Samenvatting van feiten, redenering en dictum
Feiten en prejudiciële vragen
PreussenElektra (PE) exploiteert in Duitsland elektriciteitscentrales en een hoogspanningsdistributienet. Via dit net levert PE elektriciteit aan regionale en gemeentelijke energiebedrijven en industriële ondernemingen. Schleswag (S) is een regionaal elektriciteitsbedrijf dat voor haar klanten elektriciteit bijna uitsluitend van PE betrekt. PE bezit ruim 65% van de aandelen in S; de overige aandelen zijn in handen van diverse gemeenten van het Land Schleswig-Holstein.

Op grond van het Stromeinspeisungsgesetz (StrEG) is S verplicht de elektriciteit die in haar distributiegebied uit duurzame bron wordt geproduceerd af te nemen tegen een in de StrEG vastgelegde minimumprijs. Artikel 4(1) StrEG voorziet erin dat, voorzover het overeenkomstig deze wet te vergoeden aantal kilowattuur meer dan 5% beloopt van het totaal aantal kilowattuur dat het elektriciteitsbedrijf in de loop van een kalenderjaar via zijn net heeft geleverd, de toeleverende netexploitant de extra kosten moet terugbetalen die voortvloeien uit het aantal kilowattuur dat dit maximum overschrijdt. Als gevolg van de toename in de productie van groene energie tussen 1991 en 1998 stegen de extra kosten voor S dramatisch. S vorderde daarom met een beroep op artikel 4(1) StrEG terugbetaling van een deel van de betrokken kosten. Nadat PE het gevorderde bedrag, onder voorbehoud, aan S had terugbetaald, vordert zij thans voor het Landgericht Kiel dit bedrag weer terug.

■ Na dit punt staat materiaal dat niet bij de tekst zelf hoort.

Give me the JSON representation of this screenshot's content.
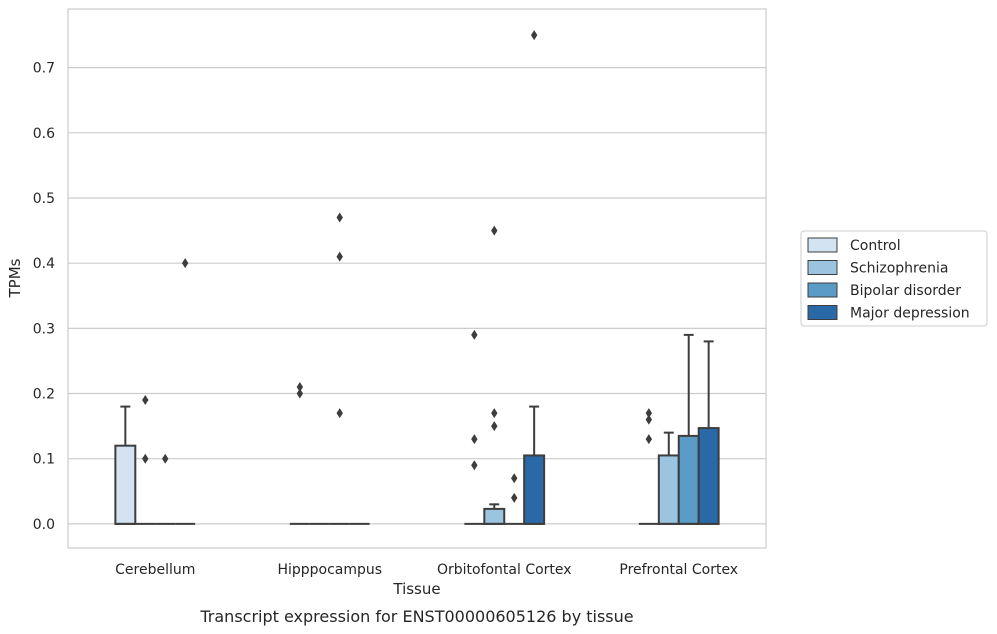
{
  "chart_data": {
    "type": "box",
    "title": "",
    "caption": "Transcript expression for ENST00000605126 by tissue",
    "xlabel": "Tissue",
    "ylabel": "TPMs",
    "ylim": [
      -0.037,
      0.79
    ],
    "yticks": [
      0.0,
      0.1,
      0.2,
      0.3,
      0.4,
      0.5,
      0.6,
      0.7
    ],
    "ytick_labels": [
      "0.0",
      "0.1",
      "0.2",
      "0.3",
      "0.4",
      "0.5",
      "0.6",
      "0.7"
    ],
    "grid": "horizontal",
    "legend_position": "right",
    "categories": [
      "Cerebellum",
      "Hipppocampus",
      "Orbitofontal Cortex",
      "Prefrontal Cortex"
    ],
    "series": [
      {
        "name": "Control",
        "color": "#d4e3f1",
        "boxes": [
          {
            "q1": 0.0,
            "median": 0.0,
            "q3": 0.12,
            "whisker_low": 0.0,
            "whisker_high": 0.18,
            "outliers": []
          },
          {
            "q1": 0.0,
            "median": 0.0,
            "q3": 0.0,
            "whisker_low": 0.0,
            "whisker_high": 0.0,
            "outliers": [
              0.2,
              0.21
            ]
          },
          {
            "q1": 0.0,
            "median": 0.0,
            "q3": 0.0,
            "whisker_low": 0.0,
            "whisker_high": 0.0,
            "outliers": [
              0.09,
              0.13,
              0.29
            ]
          },
          {
            "q1": 0.0,
            "median": 0.0,
            "q3": 0.0,
            "whisker_low": 0.0,
            "whisker_high": 0.0,
            "outliers": [
              0.13,
              0.16,
              0.17
            ]
          }
        ]
      },
      {
        "name": "Schizophrenia",
        "color": "#9ac4df",
        "boxes": [
          {
            "q1": 0.0,
            "median": 0.0,
            "q3": 0.0,
            "whisker_low": 0.0,
            "whisker_high": 0.0,
            "outliers": [
              0.1,
              0.19
            ]
          },
          {
            "q1": 0.0,
            "median": 0.0,
            "q3": 0.0,
            "whisker_low": 0.0,
            "whisker_high": 0.0,
            "outliers": []
          },
          {
            "q1": 0.0,
            "median": 0.0,
            "q3": 0.023,
            "whisker_low": 0.0,
            "whisker_high": 0.03,
            "outliers": [
              0.15,
              0.17,
              0.45
            ]
          },
          {
            "q1": 0.0,
            "median": 0.0,
            "q3": 0.105,
            "whisker_low": 0.0,
            "whisker_high": 0.14,
            "outliers": []
          }
        ]
      },
      {
        "name": "Bipolar disorder",
        "color": "#5b9bc8",
        "boxes": [
          {
            "q1": 0.0,
            "median": 0.0,
            "q3": 0.0,
            "whisker_low": 0.0,
            "whisker_high": 0.0,
            "outliers": [
              0.1
            ]
          },
          {
            "q1": 0.0,
            "median": 0.0,
            "q3": 0.0,
            "whisker_low": 0.0,
            "whisker_high": 0.0,
            "outliers": [
              0.17,
              0.41,
              0.47
            ]
          },
          {
            "q1": 0.0,
            "median": 0.0,
            "q3": 0.0,
            "whisker_low": 0.0,
            "whisker_high": 0.0,
            "outliers": [
              0.04,
              0.07
            ]
          },
          {
            "q1": 0.0,
            "median": 0.0,
            "q3": 0.135,
            "whisker_low": 0.0,
            "whisker_high": 0.29,
            "outliers": []
          }
        ]
      },
      {
        "name": "Major depression",
        "color": "#2a69a8",
        "boxes": [
          {
            "q1": 0.0,
            "median": 0.0,
            "q3": 0.0,
            "whisker_low": 0.0,
            "whisker_high": 0.0,
            "outliers": [
              0.4
            ]
          },
          {
            "q1": 0.0,
            "median": 0.0,
            "q3": 0.0,
            "whisker_low": 0.0,
            "whisker_high": 0.0,
            "outliers": []
          },
          {
            "q1": 0.0,
            "median": 0.0,
            "q3": 0.105,
            "whisker_low": 0.0,
            "whisker_high": 0.18,
            "outliers": [
              0.75
            ]
          },
          {
            "q1": 0.0,
            "median": 0.0,
            "q3": 0.147,
            "whisker_low": 0.0,
            "whisker_high": 0.28,
            "outliers": []
          }
        ]
      }
    ]
  }
}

Het StrEG was oorspronkelijk op grond van artikel 93 EG-Verdrag (thans artikel 88 EG) als steunmaatregel bij de Europese Commissie aangemeld en goedgekeurd. Latere wijzigingen van het StrEG, waaronder de opneming van artikel 4(1) in de wet, zijn niet aangemeld. PE voert nu aan dat artikel 4(1), dat als basis voor de terugbetalingsverplichting van PE dient, daarom buiten toepassing moet worden gelaten.

Ervan uitgaande dat de wijzigingen van het StrEG niet overeenkomstig artikel 93(3) EG-Verdrag zijn aangemeld, legt het Landgericht aan het Hof de vraag voor of het StrEG in gewijzigde vorm, in verband met het uit de gegarandeerde minimumprijzen voor producenten van elektriciteit voortvloeiend voordeel, al dan niet als steunmaatregel moet worden aangemerkt. Ook wordt de vraag gesteld of de verplichting tot afname van uit hernieuwbare bron geproduceerde elektriciteit niet in strijd is met artikel 30 EG-Verdrag (thans artikel 28 EG).

Steunmaatregel?
Onbetwist is dat een wettelijke verplichting tot afname van duurzaam geproduceerde elektriciteit tegen minimumprijzen voor de betrokken producenten een economisch voordeel oplevert, nu zij hen zonder enig risico hogere winsten verzekert dan het geval zou zijn zonder deze maatregel. Na te hebben vastgesteld dat de participatie van de Duitse overheid in de elektriciteitsproductie sector gering is, (her)formuleert het Hof de eerste prejudiciële vraag als volgt: Is een regeling waarbij enerzijds particuliere elektriciteitsbedrijven verplicht worden om elektriciteit af te nemen die in hun distributiegebied uit hernieuwbare energiebronnen is geproduceerd tegen minimumprijzen die hoger zijn dan de werkelijke economische waarde van dit soort elektriciteit en anderzijds de uit deze verplichting voortvloeiende financiële last wordt verdeeld tussen deze elektriciteitsbedrijven en de toeleverende particuliere netexploitanten, een steunmaatregel in de zin van artikel 87 EG?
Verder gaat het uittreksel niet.